The distributive property is fundamental in simplifying algebraic equations and it allows us to remove brackets by distributing a multiplier to each term within the bracket. In the given exercise, the distributive property is applied to the term 3(4x - 1).

Imagine you’re sharing 3 sets of items that include 4 x’s and 1 item to be removed. Instead of taking the items out set by set, the distributive property lets you share out the 4 x’s and the single item all at once. In mathematical terms, this means multiplying 3 by both 4x and -1. The result is 12x - 3, which replaces the original term in the equation, eliminating the brackets and simplifying the expression.

Combining like terms is like organizing a group of different objects into piles of the same type. In algebra, it involves adding or subtracting terms that have the same variable raised to the same power. After using the distributive property, our equation had both -6x and 12x, which are like terms because they both contain the variable x to the same power.

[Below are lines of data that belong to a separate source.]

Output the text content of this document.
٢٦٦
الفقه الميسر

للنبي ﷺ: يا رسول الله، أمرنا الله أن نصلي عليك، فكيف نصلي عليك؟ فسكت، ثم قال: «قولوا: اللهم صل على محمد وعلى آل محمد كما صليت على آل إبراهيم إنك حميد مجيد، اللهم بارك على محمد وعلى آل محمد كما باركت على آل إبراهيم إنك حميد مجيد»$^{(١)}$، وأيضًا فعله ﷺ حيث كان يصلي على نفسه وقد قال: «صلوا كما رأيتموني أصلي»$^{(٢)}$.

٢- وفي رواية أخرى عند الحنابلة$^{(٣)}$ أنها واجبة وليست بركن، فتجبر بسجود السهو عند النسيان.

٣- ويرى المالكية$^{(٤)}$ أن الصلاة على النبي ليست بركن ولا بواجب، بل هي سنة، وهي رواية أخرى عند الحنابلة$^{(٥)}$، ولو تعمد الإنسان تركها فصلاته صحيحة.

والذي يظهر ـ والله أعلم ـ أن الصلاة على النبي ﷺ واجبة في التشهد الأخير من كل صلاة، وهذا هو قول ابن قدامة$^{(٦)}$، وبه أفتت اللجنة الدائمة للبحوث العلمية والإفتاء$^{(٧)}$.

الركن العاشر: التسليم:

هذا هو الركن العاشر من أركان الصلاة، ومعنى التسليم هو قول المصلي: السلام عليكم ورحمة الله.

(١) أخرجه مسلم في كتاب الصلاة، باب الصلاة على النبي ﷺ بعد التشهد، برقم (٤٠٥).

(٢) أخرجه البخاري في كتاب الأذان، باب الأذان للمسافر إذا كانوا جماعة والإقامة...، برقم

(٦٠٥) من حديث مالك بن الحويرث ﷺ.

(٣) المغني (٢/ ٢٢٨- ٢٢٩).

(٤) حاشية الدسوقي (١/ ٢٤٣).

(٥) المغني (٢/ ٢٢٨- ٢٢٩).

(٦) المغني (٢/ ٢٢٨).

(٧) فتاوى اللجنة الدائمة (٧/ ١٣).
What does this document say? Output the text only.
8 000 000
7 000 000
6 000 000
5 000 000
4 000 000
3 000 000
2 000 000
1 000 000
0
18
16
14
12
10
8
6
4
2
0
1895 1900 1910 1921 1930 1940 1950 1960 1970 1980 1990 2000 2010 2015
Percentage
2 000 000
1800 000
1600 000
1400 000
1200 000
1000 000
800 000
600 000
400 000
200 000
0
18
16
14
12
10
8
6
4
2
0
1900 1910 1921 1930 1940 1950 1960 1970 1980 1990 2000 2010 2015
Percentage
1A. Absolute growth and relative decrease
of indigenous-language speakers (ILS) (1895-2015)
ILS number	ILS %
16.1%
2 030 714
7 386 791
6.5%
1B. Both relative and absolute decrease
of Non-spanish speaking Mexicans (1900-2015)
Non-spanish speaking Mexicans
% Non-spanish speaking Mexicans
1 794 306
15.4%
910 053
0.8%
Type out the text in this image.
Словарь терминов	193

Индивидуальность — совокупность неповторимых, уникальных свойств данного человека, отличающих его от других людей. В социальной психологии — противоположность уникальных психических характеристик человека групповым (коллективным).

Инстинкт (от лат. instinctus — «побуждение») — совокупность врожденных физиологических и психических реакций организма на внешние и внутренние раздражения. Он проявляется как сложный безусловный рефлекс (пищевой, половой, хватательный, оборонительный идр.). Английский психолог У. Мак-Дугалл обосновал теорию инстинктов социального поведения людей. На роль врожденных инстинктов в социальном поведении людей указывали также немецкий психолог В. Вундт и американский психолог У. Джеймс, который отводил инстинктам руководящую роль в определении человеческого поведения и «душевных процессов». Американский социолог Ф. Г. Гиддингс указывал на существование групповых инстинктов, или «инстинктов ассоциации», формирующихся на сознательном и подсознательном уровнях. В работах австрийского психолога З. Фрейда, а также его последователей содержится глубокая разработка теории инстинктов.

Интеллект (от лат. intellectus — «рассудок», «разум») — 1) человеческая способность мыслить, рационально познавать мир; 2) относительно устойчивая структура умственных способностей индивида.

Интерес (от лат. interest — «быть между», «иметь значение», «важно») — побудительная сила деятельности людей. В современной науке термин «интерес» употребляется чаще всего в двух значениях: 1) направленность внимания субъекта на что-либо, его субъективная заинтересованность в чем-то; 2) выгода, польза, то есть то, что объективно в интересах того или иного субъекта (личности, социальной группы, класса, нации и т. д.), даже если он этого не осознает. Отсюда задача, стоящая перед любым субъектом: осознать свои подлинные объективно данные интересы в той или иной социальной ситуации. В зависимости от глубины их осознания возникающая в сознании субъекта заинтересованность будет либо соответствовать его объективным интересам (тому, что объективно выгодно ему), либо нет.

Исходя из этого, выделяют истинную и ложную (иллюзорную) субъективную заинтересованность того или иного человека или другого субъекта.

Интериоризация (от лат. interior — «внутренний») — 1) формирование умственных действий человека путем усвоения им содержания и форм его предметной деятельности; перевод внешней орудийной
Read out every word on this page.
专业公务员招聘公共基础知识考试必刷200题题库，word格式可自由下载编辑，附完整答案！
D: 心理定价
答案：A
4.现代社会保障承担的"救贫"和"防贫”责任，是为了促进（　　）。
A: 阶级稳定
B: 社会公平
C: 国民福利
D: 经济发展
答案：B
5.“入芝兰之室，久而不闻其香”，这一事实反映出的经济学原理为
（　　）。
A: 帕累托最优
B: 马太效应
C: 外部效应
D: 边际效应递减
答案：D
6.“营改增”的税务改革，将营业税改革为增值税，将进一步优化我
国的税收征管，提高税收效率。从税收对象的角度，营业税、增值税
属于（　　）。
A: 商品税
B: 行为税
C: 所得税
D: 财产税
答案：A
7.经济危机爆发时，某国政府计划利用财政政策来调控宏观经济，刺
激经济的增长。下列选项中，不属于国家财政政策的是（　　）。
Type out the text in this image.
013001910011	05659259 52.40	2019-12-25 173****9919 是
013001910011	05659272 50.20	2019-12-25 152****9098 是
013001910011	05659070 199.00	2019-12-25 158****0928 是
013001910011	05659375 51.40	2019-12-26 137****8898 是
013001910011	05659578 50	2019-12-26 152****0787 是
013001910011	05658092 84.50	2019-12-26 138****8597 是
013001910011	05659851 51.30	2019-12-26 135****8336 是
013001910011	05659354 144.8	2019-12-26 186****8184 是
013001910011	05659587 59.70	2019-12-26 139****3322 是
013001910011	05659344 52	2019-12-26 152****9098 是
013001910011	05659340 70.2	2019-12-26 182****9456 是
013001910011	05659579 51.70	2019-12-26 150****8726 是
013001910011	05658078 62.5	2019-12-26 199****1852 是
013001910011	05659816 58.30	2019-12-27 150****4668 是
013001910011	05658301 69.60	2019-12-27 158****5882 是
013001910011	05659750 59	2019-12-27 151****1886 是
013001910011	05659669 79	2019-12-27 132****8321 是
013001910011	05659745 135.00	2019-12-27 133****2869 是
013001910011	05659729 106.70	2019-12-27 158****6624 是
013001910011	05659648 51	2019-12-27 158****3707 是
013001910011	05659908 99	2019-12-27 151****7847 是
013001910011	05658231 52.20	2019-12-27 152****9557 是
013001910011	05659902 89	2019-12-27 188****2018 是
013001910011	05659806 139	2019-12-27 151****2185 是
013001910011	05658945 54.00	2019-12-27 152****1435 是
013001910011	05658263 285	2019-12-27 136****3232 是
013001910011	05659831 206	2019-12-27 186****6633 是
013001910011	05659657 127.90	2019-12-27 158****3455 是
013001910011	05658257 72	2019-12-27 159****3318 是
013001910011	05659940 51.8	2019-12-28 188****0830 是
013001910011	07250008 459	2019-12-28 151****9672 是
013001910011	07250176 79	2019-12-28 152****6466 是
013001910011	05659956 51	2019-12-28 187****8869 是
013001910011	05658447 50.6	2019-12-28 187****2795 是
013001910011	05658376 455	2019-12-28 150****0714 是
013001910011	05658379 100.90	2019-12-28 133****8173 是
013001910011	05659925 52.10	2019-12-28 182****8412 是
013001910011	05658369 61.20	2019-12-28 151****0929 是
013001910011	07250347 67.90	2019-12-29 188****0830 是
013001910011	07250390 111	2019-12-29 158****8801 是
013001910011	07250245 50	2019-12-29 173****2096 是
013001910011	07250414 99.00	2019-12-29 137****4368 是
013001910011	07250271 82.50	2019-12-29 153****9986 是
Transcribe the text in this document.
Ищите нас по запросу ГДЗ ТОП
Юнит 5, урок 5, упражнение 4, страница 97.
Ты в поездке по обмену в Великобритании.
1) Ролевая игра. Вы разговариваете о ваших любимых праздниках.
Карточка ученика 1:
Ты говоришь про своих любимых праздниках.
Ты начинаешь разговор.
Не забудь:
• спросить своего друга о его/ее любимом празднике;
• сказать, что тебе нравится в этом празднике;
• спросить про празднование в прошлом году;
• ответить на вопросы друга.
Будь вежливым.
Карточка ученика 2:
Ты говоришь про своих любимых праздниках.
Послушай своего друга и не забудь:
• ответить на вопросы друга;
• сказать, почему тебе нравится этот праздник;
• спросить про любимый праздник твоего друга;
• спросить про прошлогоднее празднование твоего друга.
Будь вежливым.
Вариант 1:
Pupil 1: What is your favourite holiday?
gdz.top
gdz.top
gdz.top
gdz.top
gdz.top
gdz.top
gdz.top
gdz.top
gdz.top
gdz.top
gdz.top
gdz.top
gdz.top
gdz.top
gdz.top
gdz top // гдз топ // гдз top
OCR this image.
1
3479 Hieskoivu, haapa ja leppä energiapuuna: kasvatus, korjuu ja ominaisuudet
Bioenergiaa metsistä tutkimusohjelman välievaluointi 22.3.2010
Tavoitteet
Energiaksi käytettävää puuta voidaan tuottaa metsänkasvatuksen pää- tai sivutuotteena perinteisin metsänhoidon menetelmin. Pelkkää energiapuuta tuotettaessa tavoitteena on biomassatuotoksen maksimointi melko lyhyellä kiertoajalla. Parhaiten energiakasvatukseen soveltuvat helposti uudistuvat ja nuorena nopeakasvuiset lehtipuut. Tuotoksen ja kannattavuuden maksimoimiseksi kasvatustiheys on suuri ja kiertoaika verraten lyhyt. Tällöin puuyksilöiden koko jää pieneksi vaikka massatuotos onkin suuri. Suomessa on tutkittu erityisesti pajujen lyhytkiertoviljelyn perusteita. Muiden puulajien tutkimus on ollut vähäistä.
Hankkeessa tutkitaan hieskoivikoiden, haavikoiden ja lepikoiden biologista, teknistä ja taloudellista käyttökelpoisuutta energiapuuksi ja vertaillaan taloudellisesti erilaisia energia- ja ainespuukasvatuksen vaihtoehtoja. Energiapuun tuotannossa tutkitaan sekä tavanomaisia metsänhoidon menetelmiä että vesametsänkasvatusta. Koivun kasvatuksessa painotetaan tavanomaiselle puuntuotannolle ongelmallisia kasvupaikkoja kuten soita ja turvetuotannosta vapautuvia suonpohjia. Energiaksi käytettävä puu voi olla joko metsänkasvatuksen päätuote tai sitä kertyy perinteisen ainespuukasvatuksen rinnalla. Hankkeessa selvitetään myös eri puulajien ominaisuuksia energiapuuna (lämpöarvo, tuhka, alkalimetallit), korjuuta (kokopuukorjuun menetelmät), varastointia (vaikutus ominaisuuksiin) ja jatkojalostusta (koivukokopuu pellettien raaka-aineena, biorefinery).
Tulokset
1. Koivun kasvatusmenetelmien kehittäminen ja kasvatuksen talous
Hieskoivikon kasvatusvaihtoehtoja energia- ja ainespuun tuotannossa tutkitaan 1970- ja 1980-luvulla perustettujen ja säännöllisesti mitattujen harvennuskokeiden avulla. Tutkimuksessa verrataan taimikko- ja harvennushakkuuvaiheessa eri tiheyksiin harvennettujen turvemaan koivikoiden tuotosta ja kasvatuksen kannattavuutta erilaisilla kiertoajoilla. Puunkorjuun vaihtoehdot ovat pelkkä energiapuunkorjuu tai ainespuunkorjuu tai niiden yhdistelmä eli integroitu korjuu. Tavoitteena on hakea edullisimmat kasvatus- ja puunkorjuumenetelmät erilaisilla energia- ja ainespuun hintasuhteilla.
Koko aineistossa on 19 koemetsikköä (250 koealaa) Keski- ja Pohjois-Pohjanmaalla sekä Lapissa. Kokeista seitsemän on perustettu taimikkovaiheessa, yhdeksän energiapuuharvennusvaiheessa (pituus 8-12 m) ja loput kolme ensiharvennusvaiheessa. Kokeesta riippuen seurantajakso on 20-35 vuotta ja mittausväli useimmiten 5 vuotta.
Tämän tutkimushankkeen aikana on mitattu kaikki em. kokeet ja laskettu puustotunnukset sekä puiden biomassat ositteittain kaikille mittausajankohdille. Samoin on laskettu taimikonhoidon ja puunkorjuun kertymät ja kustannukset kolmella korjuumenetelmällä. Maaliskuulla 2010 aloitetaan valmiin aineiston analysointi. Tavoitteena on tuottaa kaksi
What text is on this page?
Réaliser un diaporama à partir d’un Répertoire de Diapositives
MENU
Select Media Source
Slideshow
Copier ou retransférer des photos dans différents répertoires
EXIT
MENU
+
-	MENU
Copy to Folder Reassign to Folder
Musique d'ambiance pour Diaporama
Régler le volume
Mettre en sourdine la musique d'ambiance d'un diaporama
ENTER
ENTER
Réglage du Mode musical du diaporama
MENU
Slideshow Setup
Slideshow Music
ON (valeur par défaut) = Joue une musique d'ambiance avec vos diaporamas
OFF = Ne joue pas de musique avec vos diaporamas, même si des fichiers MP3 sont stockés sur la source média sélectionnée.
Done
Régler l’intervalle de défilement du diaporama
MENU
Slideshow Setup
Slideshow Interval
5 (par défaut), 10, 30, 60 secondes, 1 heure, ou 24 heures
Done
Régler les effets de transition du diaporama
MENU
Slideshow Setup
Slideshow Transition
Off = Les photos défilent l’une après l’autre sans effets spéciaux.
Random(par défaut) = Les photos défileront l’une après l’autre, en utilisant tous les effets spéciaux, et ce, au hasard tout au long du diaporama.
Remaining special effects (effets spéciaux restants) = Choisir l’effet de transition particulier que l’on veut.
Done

To combine them, think of having 6 negative x's and adding 12 positive x's - you'd end up with 6 positive x's left. That's what we do here, simplifying -6x + 12x into 6x. This step is crucial for making the equation more manageable and getting us one step closer to finding the value of x.

Isolating the variable means to get the variable on one side of the equation all by itself. The goal is to have something like x = some number, which tells us the value of x. In our exercise, we needed to isolate x by getting rid of the -3 on the same side as 6x.

Imagine the -3 as a guest that's overstayed their welcome; you want to 'add' enough to it to make it leave, or in this case, balance out to zero. So, we add 3 to both sides to cancel the -3 out. This left us with 6x on one side and 12 on the other, neatly isolating x and setting the stage for the final solution.

The steps to solve an equation are like a treasure map that guides us to the treasure—the value of the variable. Each step brings us closer to our goal. Our equation began with the distributive property to clear the brackets. Next, we combined like terms to make the equation simpler. We then isolated the variable, making sure it's on its own on one side of the equation. Finally, to find the value of x, we completed the last operation needed: division.

By dividing both sides by the coefficient of x, which was 6, we arrived at x = 2. This value is the 'X' that marks the spot on our map. Our variable x is no longer unknown; we’ve discovered its value through our equation-solving journey, step by step.